David Einhorn's hedge fund, established in 1996, significantly boosted its investment in gold by 89.22% during the third quarter. The fund invested $34.9 million. This move reflects a substantial increase in the fund's commitment to gold as a strategic asset.
The ongoing banking crisis, worsened by fluctuating asset valuations and high-interest rates, has left many banks potentially insolvent. This is particularly true when assets are evaluated on a mark-to-market basis, as current higher rates significantly devalue the bonds many banks hold. The Federal Reserve, using historic cost accounting, masks its own technical insolvency, notably not reflecting the true value of gold.Investors should be wary of this precarious situation, as it could escalate into a more severe crisis. In this context, gold stands out as a more stable investment option amidst the potential for further banking system turmoil.
US cattle numbers are expected to keep declining through 2025-2026, maintaining high beef prices due to reduced breeding amid drought and high feed costs. This trend is impacting meatpackers like Tyson Foods Inc. and JBS SA, leading to soaring supermarket prices and a significant drop in beef exports. As beef becomes increasingly unaffordable, Tyson Foods plans to open an insect processing plant in 2025.
In October, the US Producer Price Index (PPI) for Final Demand saw its sharpest decline since COVID-19 lockdowns, dropping by 0.5% month-over-month. This drop, mainly due to plummeting gasoline prices, led to a year-over-year decrease in PPI Final Demand to 1.3%. The downturn aligns with the negative growth in M2 Money supply. As the economy weakens, there's growing anticipation that the Federal Reserve might start reducing interest rates in 2024, after halting rate hikes.
US retail sales in October slightly outperformed expectations with a modest 0.1% month-over-month decline, marking the first drop in seven months. However, this minor dip indicates a worrying trend in consumer spending, hinting at potential broader economic weaknesses. With key sectors like furniture and motor vehicles seeing significant declines, the overall retail landscape shows signs of strain, raising concerns about the health of the US economy.
Under President Biden's tenure since January 2021, the US dollar's purchasing power has plummeted by roughly 15%, reflecting a troubling economic trajectory. Critics contend that the administration, seemingly under the sway of the elite 1% and large corporations, has prioritized extensive spending while sidelining the middle class. This perception is fueled by discontent over issues like border security and a growing sense of economic disparity, casting the current state of the economy in a starkly negative light.

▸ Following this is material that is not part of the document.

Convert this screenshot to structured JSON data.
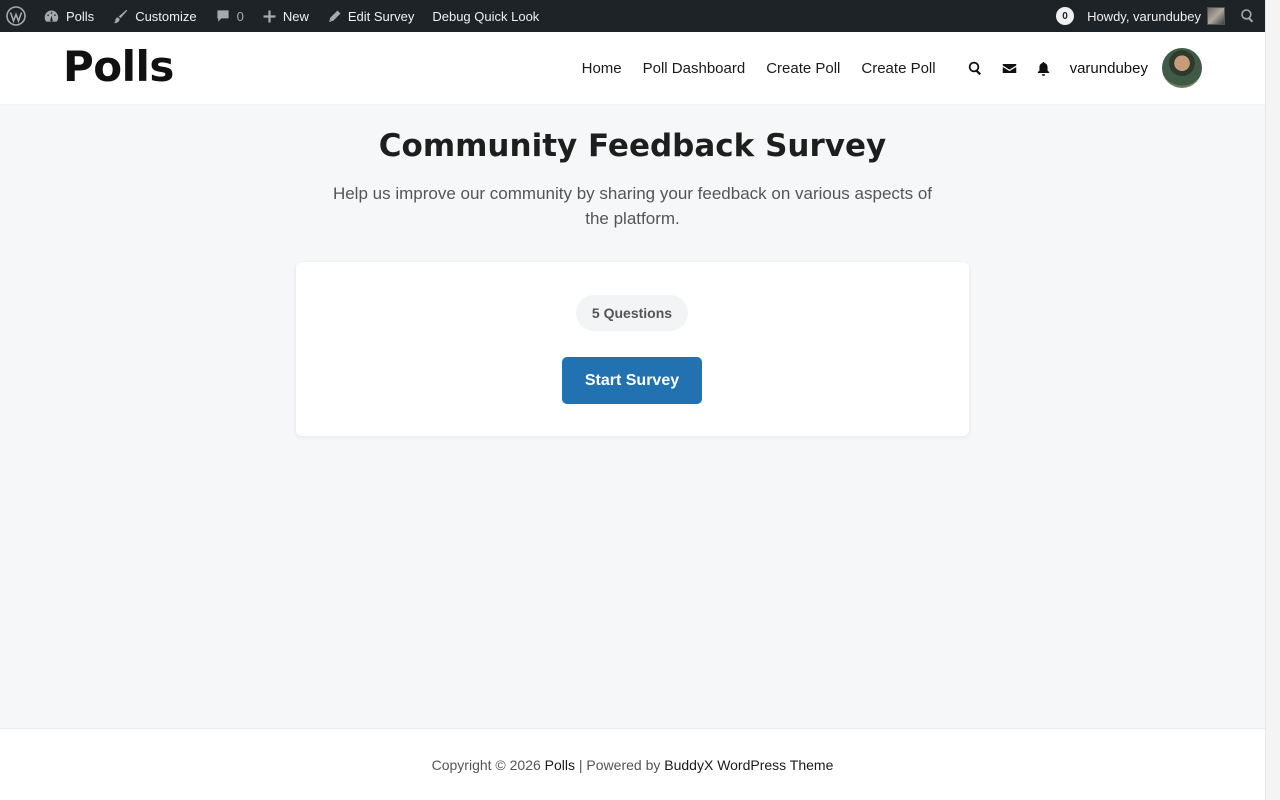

Surging US borrowing costs have unexpectedly surpassed those of lower-rated nations like Vietnam, Morocco, and Bulgaria, upending traditional bond market norms. This shift, driven by the Federal Reserve's aggressive anti-inflation rate hikes, has elevated US Treasury yields to unexpected levels, raising concerns about America's ballooning public debt, now exceeding $33.7 trillion. Recent downgrades by Moody's and Fitch Ratings reflect the growing unease about the US's financial health in the face of a global debt market totaling $235 trillion.
The global debt binge fueled by years of low interest rates is leading to a staggering interest payment crisis. Governments are projected to spend a net $2 trillion on debt interest in 2023, over 10% more than in 2022, with costs potentially rising to $3 trillion by 2027. This surge in interest payments, triggered by rising rates, poses a severe financial strain on governments worldwide.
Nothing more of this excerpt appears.